While the TWA Hotel is mostly definitely an awesome architectural gem, one its coolest amenities is actually found just outside its sprawling windows. "Commissioned in 1939 by TWA's eccentric owner, Howard Hughes...the Lockheed Constellation ‘Connie’ broke the era's transcontinental speed record on a flight from Burbank, California, to New York in 1946. The plane also served as Air Force One (top) for President Dwight D. Eisenhower in the 1950s.”
The 1951 Connie N8083H is almost as iconic as the TWA Flight Center itself. Although she was an active part of the company's passenger fleet from 1958 to 1960, she still managed to earn a special place in the airline's history. After a two-year stint as a cargo plane, and then an Alaskan bush plane for another five, she returned to TWA only to be sold for $150 at a 1979 auction. She was restored by her new owners and eventually flown down to Chandler, Arizona in 1981.
“Connie’s career went up in smoke by early 1983, when she was modified to airdrop marijuana, then got stuck in the mud with a damaged propeller at a remote landing field in Colombia. Outfitted with a new prop, she flew to San Pedro Sula, Honduras, where she was abandoned.” In 1986, however, she was rescued and transported to Florida, where Connie was once again sold at auction in 2007. She was significantly stripped down so that her parts could be used for another plane.
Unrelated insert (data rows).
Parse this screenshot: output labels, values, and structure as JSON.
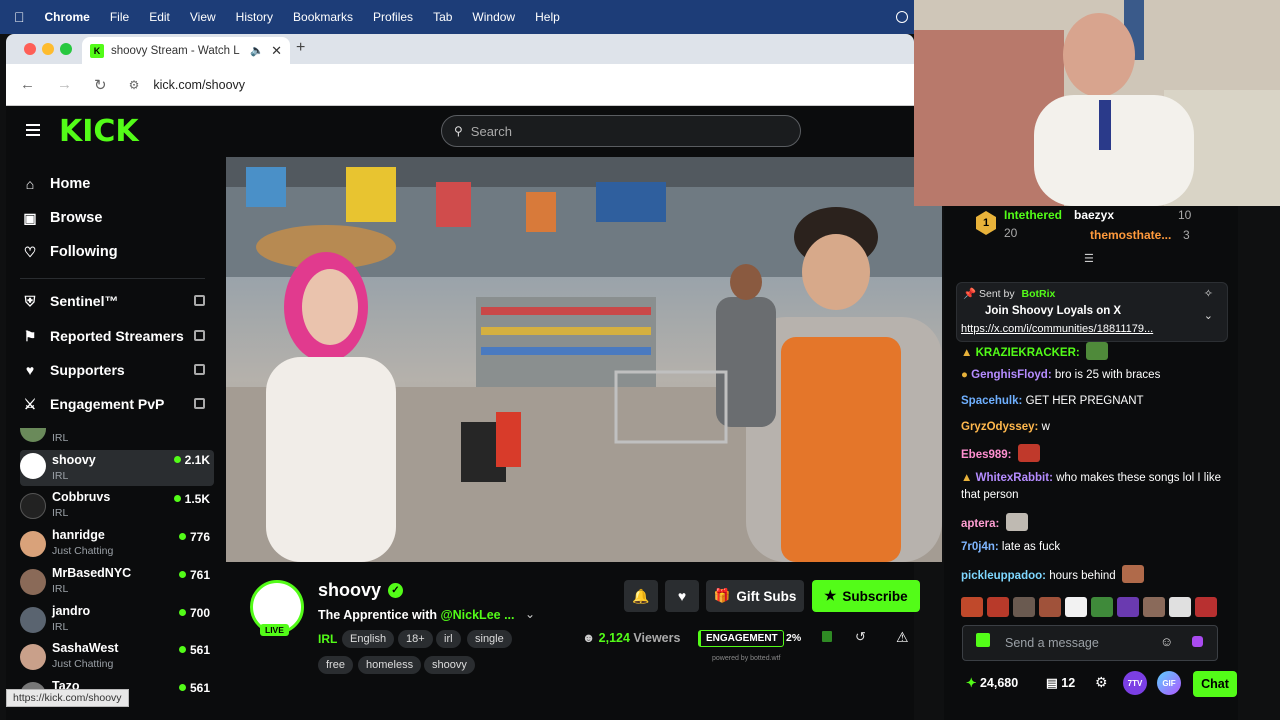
{
  "menubar": {
    "apple": "",
    "items": [
      "Chrome",
      "File",
      "Edit",
      "View",
      "History",
      "Bookmarks",
      "Profiles",
      "Tab",
      "Window",
      "Help"
    ]
  },
  "browser": {
    "tab_title": "shoovy Stream - Watch L",
    "tab_favicon": "K",
    "new_tab": "+",
    "url": "kick.com/shoovy",
    "status_url": "https://kick.com/shoovy"
  },
  "kick": {
    "logo": "KICK",
    "search_placeholder": "Search",
    "nav": {
      "home": "Home",
      "browse": "Browse",
      "following": "Following"
    },
    "extensions": [
      "Sentinel™",
      "Reported Streamers",
      "Supporters",
      "Engagement PvP"
    ],
    "partial_channel_category": "IRL",
    "channels": [
      {
        "name": "shoovy",
        "category": "IRL",
        "viewers": "2.1K"
      },
      {
        "name": "Cobbruvs",
        "category": "IRL",
        "viewers": "1.5K"
      },
      {
        "name": "hanridge",
        "category": "Just Chatting",
        "viewers": "776"
      },
      {
        "name": "MrBasedNYC",
        "category": "IRL",
        "viewers": "761"
      },
      {
        "name": "jandro",
        "category": "IRL",
        "viewers": "700"
      },
      {
        "name": "SashaWest",
        "category": "Just Chatting",
        "viewers": "561"
      },
      {
        "name": "Tazo",
        "category": "",
        "viewers": "561"
      }
    ]
  },
  "stream": {
    "streamer": "shoovy",
    "live_badge": "LIVE",
    "title_prefix": "The Apprentice with ",
    "title_mention": "@NickLee ...",
    "category": "IRL",
    "tags": [
      "English",
      "18+",
      "irl",
      "single",
      "free",
      "homeless",
      "shoovy"
    ],
    "gift_subs": "Gift Subs",
    "subscribe": "Subscribe",
    "viewers_count": "2,124",
    "viewers_label": "Viewers",
    "engagement_label": "ENGAGEMENT",
    "engagement_pct": "2%",
    "powered_by": "powered by botted.wtf"
  },
  "chat": {
    "leaderboard": [
      {
        "rank": "1",
        "name": "Intethered",
        "count": "20"
      },
      {
        "rank": "",
        "name": "baezyx",
        "count": "10"
      },
      {
        "rank": "",
        "name": "themosthate...",
        "count": "3"
      }
    ],
    "pinned": {
      "sent_by_label": "Sent by",
      "sender": "BotRix",
      "text": "Join Shoovy Loyals on X",
      "link": "https://x.com/i/communities/18811179..."
    },
    "messages": [
      {
        "user": "KRAZIEKRACKER:",
        "text": "",
        "color": "#53fc18"
      },
      {
        "user": "GenghisFloyd:",
        "text": "bro is 25 with braces",
        "color": "#b58cff"
      },
      {
        "user": "Spacehulk:",
        "text": "GET HER PREGNANT",
        "color": "#6fb0ff"
      },
      {
        "user": "GryzOdyssey:",
        "text": "w",
        "color": "#ffb84d"
      },
      {
        "user": "Ebes989:",
        "text": "",
        "color": "#ff8fd0"
      },
      {
        "user": "WhitexRabbit:",
        "text": "who makes these songs lol I like that person",
        "color": "#b58cff"
      },
      {
        "user": "aptera:",
        "text": "",
        "color": "#ff9ed2"
      },
      {
        "user": "7r0j4n:",
        "text": "late as fuck",
        "color": "#7fb6ff"
      },
      {
        "user": "pickleuppadoo:",
        "text": "hours behind",
        "color": "#7fd8ff"
      }
    ],
    "input_placeholder": "Send a message",
    "points": "24,680",
    "gifts_count": "12",
    "btn_7tv": "7TV",
    "btn_gif": "GIF",
    "chat_button": "Chat"
  },
  "colors": {
    "kick_green": "#53fc18",
    "background": "#0b0c0d",
    "menubar": "#1d3d78"
  }
}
“After purchasing the dilapidated Connie N8083H (she was missing a nose!) in early 2018, MCR/MORSE Development partnered with Atlantic Models/Gogo Aviation to restore her to her original condition. The painstaking work — which included tracking down authentic parts, installing flooring and windows, and outfitting the cockpit with controls — was completed at Maine’s Auburn-Lewiston Airport,” in 2018.
The revived Connie is parked on the tarmac just outside the glass walls of The Sunken Lounge, the premier bar inside the landmark Flight Center. And the Starlight Lounge, a pre-dinner spot for cocktails and canapes with gold leather banquettes, is stowed away inside the historic aircraft. Its walls are adorned with eight-by-four-foot murals created by artist Maric Zamparellit; they depict 25 beautiful destinations around the world and, we’re pretty sure, she’s seen them all.